Romo Stefanus Hendrianto SJ, Pastor Penggagas Kepahlawanan di Mahkamah Konstitusi
Wawancara

Romo Stefanus Hendrianto SJ, Pastor Penggagas Kepahlawanan di Mahkamah Konstitusi

Pola rekrutmen dan masa jabatan hakim di MK harus diubah untuk menjaring hakim-hakim berkualitas yang layak disebut judicial heroes.

Normand Edwin Elnizar
Bacaan 2 Menit

 

Apa peran penting para hakim yang heroik itu untuk pengembangan  Mahkamah Konstitusi kita?

Buku saya terbatas menganalisis heroisme Ketua MK, dalam arti saya tidak menganalisis semua hakim. Fokus saya lebih banyak mengulas kepemimpinan generasi pertama masa Pak Jimly dan generasi kedua masa Pak Mahfud. Meski demikian Pak Hamdan juga menunjukkan heroismenya dengan membangun Mahkamah Konstitusi yang berantakan setelah kasus Akil Mochtar. Beliau harus memimpin MK di masa yang cukup sulit, sayangnya kepemimpinannya cukup singkat.

 

Meski demikian saya berpikir para hakim yang heroik tidak hanya para ketua Mahkamah Konstitusi. Hakim seperti Bu Maria juga menunjukkan heroisme yang cukup berperan sebagai hakim perempuan. Misalnya terlihat dalam kontribusi pemikirannya untuk beberapa dissenting opinion. Peran heroisme tiap hakim secara individual juga penting. Mereka ikut membentuk Mahkamah Konstitusi menjadi lembaga seperti sekarang. Sangat menarik untuk mendalami lebih jauh peran heroik individu masing-masing hakim konstitusi. Tapi saya belum sempat mendalaminya.

 

Akan tetapi memasuki generasi ketiga dan keempat, saya mengamati bahwa heroisme hakim-hakim MK semakin memudar, terutama karena kualitas para hakim yang hanya rata-rata saja. Salah satu masalahnya adalah masa jabatan hakim yang cuma lima tahun, sehingga sulit untuk menjaring hakim-hakim berkualitas dengan pola rotasi yang cukup cepat seperti itu.

 

Apa saran anda untuk rekrutmen hakim Mahkamah Konstitusi?
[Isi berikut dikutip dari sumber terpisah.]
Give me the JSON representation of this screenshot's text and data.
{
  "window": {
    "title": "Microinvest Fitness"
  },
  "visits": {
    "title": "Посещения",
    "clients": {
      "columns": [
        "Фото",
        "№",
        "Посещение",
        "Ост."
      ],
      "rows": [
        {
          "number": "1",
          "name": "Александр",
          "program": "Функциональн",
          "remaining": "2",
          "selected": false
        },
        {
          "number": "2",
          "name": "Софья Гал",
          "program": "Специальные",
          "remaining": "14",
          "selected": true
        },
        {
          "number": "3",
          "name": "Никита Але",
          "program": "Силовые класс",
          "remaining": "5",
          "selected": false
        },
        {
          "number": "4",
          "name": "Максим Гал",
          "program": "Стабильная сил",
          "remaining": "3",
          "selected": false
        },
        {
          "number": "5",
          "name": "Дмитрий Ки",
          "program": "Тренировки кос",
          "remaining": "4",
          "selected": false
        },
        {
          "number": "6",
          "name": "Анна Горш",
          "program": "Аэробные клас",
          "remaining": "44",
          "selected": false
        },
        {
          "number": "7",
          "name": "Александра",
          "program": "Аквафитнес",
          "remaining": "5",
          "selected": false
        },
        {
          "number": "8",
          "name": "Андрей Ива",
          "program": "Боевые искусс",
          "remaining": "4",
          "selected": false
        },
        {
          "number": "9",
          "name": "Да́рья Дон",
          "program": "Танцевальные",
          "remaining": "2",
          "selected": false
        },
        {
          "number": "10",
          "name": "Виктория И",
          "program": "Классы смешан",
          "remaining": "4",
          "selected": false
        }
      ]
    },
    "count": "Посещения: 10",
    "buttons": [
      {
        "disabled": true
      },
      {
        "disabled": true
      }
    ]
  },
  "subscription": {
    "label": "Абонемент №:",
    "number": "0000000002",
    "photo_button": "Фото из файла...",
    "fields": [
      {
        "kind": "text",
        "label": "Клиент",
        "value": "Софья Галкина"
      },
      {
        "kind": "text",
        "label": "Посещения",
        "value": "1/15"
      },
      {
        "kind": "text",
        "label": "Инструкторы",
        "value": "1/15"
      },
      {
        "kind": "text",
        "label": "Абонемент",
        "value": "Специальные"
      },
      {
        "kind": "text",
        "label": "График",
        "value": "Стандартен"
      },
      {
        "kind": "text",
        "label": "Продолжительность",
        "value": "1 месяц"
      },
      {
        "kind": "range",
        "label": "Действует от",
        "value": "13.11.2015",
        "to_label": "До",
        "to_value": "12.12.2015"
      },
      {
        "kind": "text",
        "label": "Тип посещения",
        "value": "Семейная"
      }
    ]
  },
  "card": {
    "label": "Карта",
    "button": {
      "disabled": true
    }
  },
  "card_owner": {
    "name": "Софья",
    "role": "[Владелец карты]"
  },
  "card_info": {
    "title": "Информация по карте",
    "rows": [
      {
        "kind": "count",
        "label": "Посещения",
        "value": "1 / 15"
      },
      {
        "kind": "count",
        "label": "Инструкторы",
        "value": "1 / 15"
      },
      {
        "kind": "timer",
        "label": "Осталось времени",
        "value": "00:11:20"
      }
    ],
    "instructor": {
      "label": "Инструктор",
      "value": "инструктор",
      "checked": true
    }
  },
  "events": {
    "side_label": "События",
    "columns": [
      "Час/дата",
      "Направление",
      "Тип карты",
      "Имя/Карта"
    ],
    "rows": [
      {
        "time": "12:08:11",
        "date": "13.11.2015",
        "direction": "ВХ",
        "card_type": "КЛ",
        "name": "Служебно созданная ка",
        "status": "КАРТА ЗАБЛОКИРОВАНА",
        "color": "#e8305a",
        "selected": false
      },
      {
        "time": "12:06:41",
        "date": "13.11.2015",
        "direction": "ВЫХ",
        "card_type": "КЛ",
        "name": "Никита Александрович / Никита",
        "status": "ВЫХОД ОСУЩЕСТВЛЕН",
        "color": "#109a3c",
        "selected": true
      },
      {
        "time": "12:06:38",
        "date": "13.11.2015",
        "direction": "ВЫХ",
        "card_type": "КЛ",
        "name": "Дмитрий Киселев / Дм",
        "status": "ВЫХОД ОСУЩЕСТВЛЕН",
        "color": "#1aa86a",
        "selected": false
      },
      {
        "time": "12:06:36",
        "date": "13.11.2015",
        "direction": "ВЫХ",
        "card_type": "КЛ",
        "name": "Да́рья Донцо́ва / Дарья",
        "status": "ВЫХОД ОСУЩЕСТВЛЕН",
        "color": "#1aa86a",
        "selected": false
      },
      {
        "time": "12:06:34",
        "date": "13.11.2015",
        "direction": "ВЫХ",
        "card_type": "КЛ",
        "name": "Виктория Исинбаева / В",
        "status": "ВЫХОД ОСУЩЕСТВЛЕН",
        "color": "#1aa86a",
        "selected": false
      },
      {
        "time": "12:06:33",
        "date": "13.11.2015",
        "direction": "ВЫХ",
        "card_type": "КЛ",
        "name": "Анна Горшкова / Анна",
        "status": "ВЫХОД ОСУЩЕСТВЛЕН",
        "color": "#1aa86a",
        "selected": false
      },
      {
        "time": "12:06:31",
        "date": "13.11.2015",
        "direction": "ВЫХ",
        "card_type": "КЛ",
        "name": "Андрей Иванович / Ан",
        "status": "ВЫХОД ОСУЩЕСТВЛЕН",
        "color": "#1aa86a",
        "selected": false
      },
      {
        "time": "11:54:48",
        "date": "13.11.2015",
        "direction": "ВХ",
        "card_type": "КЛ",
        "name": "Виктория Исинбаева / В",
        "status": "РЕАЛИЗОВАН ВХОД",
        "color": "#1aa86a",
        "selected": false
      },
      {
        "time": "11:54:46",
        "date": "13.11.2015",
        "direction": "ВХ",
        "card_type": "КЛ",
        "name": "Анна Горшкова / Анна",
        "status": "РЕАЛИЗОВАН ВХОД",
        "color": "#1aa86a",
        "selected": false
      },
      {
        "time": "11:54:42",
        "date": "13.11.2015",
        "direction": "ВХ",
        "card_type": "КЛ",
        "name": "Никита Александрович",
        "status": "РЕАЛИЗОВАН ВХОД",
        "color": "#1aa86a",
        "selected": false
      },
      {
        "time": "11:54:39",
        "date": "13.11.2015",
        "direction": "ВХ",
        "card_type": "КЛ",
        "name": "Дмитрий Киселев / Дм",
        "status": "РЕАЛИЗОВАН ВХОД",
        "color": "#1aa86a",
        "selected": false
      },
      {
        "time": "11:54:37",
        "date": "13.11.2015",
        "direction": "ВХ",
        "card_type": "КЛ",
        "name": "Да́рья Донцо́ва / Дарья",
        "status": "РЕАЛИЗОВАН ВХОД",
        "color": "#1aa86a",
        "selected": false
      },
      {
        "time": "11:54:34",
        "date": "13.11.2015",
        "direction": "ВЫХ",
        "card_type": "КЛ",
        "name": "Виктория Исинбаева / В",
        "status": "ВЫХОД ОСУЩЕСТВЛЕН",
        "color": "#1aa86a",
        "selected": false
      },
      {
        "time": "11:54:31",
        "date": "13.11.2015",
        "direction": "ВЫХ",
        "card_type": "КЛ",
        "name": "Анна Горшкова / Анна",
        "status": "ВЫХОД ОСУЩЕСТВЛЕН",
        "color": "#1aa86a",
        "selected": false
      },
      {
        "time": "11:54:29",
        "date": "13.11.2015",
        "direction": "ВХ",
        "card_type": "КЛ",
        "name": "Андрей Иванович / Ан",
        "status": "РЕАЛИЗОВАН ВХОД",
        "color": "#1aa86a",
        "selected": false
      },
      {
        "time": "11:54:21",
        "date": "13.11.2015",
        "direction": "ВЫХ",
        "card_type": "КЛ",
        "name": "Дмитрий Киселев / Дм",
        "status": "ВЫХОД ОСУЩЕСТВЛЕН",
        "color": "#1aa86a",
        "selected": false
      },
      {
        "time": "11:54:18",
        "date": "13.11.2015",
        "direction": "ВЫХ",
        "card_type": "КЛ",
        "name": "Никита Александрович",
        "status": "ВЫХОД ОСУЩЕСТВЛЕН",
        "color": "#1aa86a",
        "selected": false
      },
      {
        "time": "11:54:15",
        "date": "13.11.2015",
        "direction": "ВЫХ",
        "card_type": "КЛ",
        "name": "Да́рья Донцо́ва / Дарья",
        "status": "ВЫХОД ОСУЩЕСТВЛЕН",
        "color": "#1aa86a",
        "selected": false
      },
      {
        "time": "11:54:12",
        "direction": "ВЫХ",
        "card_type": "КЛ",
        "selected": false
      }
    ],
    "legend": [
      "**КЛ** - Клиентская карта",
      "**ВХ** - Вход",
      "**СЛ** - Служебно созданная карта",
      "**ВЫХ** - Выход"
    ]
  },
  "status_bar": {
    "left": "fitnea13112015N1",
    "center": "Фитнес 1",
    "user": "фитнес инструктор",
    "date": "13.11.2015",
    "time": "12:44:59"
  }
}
Masa jabatan lima tahun itu harus diubah karena terlalu singkat untuk kemudian pemilihan kembali. Bahkan berbahaya dan kontraproduktif bagi independensi hakim. Bisa jadi seorang hakim harus berhati-hati agar bisa terpilih kembali, sehingga dia harus berusaha untuk memuaskan pihak yang mengangkatnya. Kalau tetap ingin dibatasi, durasinya harus lebih panjang semisal seperti di Afrika Selatan yang satu kali jabatan selama 15 tahun.

 

Selain itu juga menjadi tugas pendidikan tinggi hukum di Indonesia untuk menghasilkan para pemikir yang lebih teruji. Saat ini memang ada syarat bahwa pendidikan tinggi hakim konstitusi harus doktor. Tapi tidak terlalu relevan karena mereka juga tidak harus doktor hukum tata negara. Justru pengalaman dan pemikiran mereka lebih penting.

 

Hukumonline.com

Stefanus Hendrianto SJ. Foto: RES

 

Pola rekrutmen adalah yang paling mendesak untuk diubah. Bisa kita bandingkan dengan di Amerika Serikat yang mempertimbangkan rating dari American Bar Association terhadap calon hakim federal. Jadi perlu ada pihak di luar pengusul calon hakim yang memberikan semacam rating. Bisa saja di Indonesia dilakukan oleh asosiasi pengajar hukum tata negara.

 

Di Indonesia yang paling tidak jelas standar rekrutmennya adalah calon dari Mahkamah Agung. Mereka tidak menjelaskan kriteria apa yang digunakan saat mengusulkan calon hakim konstitusi. Mereka mengusulkan calon dari internal mereka. Perlu ada standardisasi kriteria dari ketiga pihak pengusul calon hakim konstitusi. Kita lihat fit and proper test oleh Presiden dan DPR tidak sama ukurannya. Bahkan Mahkamah Agung tidak pakai fit and proper test.